22nd November 14:19 All non-unique files are declared lost. 14930 unique files left on the disk server.
22nd November 18:30 Alastair contacts ADC experts informing them about problems with all SL08 disk servers.
22nd November 22:43 ATLAS identify 830 high priority files that need recovering in order to complete the re-processing.
23rd November 08:00 Alastair + Andrew S join ADC morning meeting. Decide to give RAL until after lunch to recover as many files as possible before declaring the rest lost and re-running them.
23rd November 15:06 Only 337 of the 830 high priority files were recoverable, the rest had bad checksums. The remainder of the files are declared lost.
 ?? November Decision taken to remove entire batch of servers from production.

Incident details

Disk Server GDSS391, part of the AtlasDataDisk space token (D1T0) reported problems in the early hours of Sunday morning, 21st November. The lack of call-out meant that the problems on the server were not noticed for some hours, when the server was taken out of production.

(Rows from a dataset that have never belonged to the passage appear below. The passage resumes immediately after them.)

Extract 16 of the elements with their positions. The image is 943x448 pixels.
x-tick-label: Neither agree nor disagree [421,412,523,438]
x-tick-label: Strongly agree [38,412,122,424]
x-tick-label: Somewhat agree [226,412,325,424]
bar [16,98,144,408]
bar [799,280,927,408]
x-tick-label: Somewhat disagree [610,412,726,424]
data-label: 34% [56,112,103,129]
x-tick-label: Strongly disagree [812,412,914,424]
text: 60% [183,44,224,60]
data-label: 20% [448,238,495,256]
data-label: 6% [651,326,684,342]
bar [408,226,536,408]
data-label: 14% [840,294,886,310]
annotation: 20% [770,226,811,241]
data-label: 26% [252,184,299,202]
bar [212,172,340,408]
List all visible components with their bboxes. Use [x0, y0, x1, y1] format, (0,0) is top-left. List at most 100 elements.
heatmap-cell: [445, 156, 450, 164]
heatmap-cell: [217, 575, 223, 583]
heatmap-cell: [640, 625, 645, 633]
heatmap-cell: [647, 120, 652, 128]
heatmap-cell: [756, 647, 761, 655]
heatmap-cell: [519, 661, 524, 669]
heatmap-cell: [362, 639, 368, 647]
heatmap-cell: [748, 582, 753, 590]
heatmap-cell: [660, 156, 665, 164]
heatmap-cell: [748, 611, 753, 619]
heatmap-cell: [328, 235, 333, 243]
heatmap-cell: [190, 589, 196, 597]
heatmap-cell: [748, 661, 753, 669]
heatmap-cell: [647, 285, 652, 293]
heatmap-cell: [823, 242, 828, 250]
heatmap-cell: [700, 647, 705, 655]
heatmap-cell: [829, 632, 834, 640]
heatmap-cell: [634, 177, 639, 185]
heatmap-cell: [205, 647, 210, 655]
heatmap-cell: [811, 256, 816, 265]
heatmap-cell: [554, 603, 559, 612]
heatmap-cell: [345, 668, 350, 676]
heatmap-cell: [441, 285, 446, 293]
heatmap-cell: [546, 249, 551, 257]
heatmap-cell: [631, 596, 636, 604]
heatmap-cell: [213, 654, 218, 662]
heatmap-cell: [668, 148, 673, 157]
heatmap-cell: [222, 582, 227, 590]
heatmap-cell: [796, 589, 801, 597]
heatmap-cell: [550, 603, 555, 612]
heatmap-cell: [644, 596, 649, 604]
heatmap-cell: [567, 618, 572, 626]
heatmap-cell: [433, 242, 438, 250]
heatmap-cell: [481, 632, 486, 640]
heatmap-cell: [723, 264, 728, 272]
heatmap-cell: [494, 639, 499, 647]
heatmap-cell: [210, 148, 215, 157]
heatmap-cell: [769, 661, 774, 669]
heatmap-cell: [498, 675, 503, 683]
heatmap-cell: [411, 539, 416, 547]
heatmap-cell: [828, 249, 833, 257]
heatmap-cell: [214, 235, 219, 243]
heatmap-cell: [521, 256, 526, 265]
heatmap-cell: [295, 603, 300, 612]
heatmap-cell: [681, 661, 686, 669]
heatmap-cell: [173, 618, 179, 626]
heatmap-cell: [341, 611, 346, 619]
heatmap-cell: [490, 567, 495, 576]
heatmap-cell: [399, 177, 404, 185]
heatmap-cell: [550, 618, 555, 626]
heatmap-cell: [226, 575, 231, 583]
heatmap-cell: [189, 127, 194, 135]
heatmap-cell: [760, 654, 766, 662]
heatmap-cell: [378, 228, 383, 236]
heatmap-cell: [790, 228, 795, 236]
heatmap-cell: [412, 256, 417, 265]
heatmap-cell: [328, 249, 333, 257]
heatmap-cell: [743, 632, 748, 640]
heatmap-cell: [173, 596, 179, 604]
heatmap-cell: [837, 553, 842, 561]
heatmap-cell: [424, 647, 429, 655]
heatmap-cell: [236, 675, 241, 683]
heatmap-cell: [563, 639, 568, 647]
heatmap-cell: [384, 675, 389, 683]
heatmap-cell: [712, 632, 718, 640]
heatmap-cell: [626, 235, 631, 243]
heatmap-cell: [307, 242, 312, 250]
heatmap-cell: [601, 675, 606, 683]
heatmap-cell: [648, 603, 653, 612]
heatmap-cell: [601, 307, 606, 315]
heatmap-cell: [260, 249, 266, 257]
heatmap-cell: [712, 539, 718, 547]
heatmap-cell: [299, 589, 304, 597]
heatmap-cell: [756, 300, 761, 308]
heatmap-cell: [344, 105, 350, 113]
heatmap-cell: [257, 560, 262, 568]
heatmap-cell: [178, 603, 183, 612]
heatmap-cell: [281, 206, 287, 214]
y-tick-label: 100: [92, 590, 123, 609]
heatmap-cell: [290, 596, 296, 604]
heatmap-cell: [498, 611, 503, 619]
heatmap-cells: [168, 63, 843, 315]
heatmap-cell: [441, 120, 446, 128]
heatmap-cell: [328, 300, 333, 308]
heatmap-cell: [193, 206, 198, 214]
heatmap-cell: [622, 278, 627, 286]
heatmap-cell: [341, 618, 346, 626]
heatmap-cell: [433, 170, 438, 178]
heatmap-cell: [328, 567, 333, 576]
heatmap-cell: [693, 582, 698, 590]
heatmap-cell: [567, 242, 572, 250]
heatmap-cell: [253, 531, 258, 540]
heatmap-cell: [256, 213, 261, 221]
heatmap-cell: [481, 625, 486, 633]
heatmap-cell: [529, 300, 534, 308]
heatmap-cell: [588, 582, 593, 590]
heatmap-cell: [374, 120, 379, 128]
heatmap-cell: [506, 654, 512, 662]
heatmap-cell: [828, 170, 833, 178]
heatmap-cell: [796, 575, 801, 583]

The server did not crash, but on investigation showed file system errors. File corruption was found and data loss reported to the VO (Atlas).

This is part of the same batch of disk servers as GDSS398 that failed recently (see linked ticket).

Analysis

This is another failure of the same batch of disk servers as in the linked post mortem. Detailed analysis and mitigation is included there. See:

https://www.gridpp.ac.uk/wiki/RAL_Tier1_Incident_20101108_Atlas_Disk_Server_GDSS398_Data_Loss

Follow Up

As this incident is very similar to the failure of GDSS398, refer to that post mortem for follow-up actions. See:

https://www.gridpp.ac.uk/wiki/RAL_Tier1_Incident_20101108_Atlas_Disk_Server_GDSS398_Data_Loss

Related issues

Some months earlier there had also been data loss following the failure of an Atlas disk server. Several actions were generated as a result. This time the interaction with the Atlas experiment was more rapid, resulting in an earlier declaration of data as lost thus enabling quicker recovery. See:

https://www.gridpp.ac.uk/wiki/RAL_Tier1_Incident_20100801_Disk_Server_Data_Loss_Atlas

There had also been another incident from this same batch only a couple of weeks earlier. See:

https://www.gridpp.ac.uk/wiki/RAL_Tier1_Incident_20101108_Atlas_Disk_Server_GDSS398_Data_Loss


Reported by: Gareth Smith. 12th November 2010

Summary Table

Start Date 21 November 2010
Impact >80% of files on server lost.
Duration of Outage 2 days
Status Closed
Root Cause Unknown
Data Loss Yes